A common feature in websites and services where users generate data is that a small amount of users are responsible for a large percent of the activity. For instance, 77% of Wikipedia is written by 1% of editors (with most of that being done by an even smaller fraction) and for OpenStreetMap 0.01% of users contribute a majority of the information.

This also applies to plenty of offline activities — for instance, half of the 25,000 noise complaints about Heathrow Airport were made by 10 people. People who dedicate significant time to an activity can quickly outpace a much larger group who only use the service once.

For FixMyStreet (where people report issues like littering and potholes to local authorities), the top 0.1% of users made 16% of the reports and 10% of users account for 62% of reports. Starting from the most prolific users, increasing the number of users by a factor of 10 roughly doubles the number of reports:

  • 418 users (0.1%) account for 224,775 reports (16%)
  • 4,181 users (1%) account for 470,384 reports (33%)
  • 41,814 users (10%) account for 881,481 reports (62%)

This reflects that at any scale in the data, around half the activity is happening in the top 10%. Overall, two-thirds of users made only one report — but the reports made by this large set of users only makes up 20% of the total number of reports.

This means that different questions can lead you to very different conclusions about the service. If you’re interested in the people who are using FixMyStreet, that two-thirds is where most of the action is. If you’re interested in the outcomes of the service, this is mostly due to a much smaller group of people.

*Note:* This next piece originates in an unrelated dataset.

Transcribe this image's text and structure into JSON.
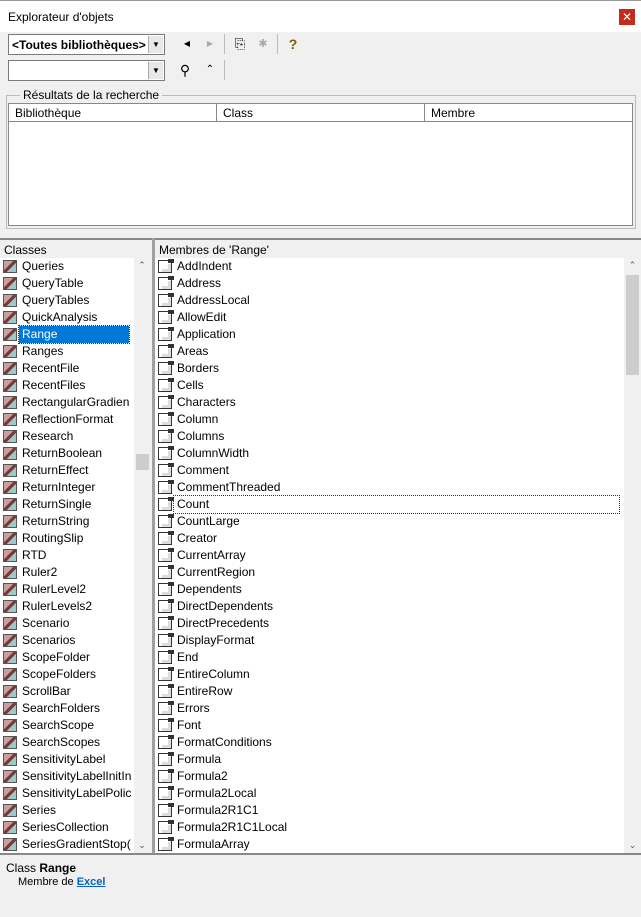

Reka Solymosi (2018) investigated the behaviour of the top 1% of reporters and found that they tended to report a wide range of categories: only “16 of the 415 contributors reported only one type of issue. The other 399 reported issues in more than one category” with an average of six categories. These also tended to cover a wide area and “there were only six people who reported in only one neighborhood [LSOA], fewer than the number of people who reported in only one category. The other 409 contributors all reported in at least two neighborhoods”. Solymosi finds four clusters of these super-contributors:

  • Traditional guardians – these report in a small number of neighbourhoods covered but represent the largest number of users.
  • Large-neighbourhood guardians – Report in a larger number of connected neighbourhoods.
  • Super-neighbourhood guardians – People who report in a high number of connected neighbourhoods; this is the largest group.
  • Neighbourhood agnostic guardians – reports are made in disconnected areas.

Collectively, this can have a wide impact — 18% of LSOAs in England have at least one report from a user who has made more than 100 reports (which is only around 900 people).

Looking at the general picture through the Explorer minisite, it’s not just that serial reporters report widely; certain kinds of reports are more likely to be made by users who are reporting more issues:

Incivilities, rubbish, road safety and bus stop damage are all categories more likely to be reported by users who have made 50+ reports. While users who make lots of reports tend to make reports across a few categories, they are often specialised in their output.

59% reports of flyposting, 57% of graffiti, 52% of litter problems are made by users who have reported more than 50 times.

It’s important to remember that these aren’t hard divides. Single report users are less likely to report potholes than serial reporters, but it is also true that one in five people who only report one issue report a pothole.

For the bundle model of understanding FixMyStreet, thinking about this group of super contributors is important, because they represent a minority of users, yet generate most of the value and impact of the site.

But this comes with a cost. People living in the same area as super contributors benefit from their efforts – but where these super contributors have different concerns or priorities from the area as a while this might shift the outcomes of the service.

As Muki Haklay argues:

The specific background and interests of high contributors will, by necessity, impact on the type of data that is recorded. This is especially important in VGI [volunteered geographic information] projects where the details of what to record are left to the participants.

Where resources are allocated on the basis of data generated by a service, the behaviour of this small group can have an outsized effect. Future blog posts in this series will explore what this looks like in practice.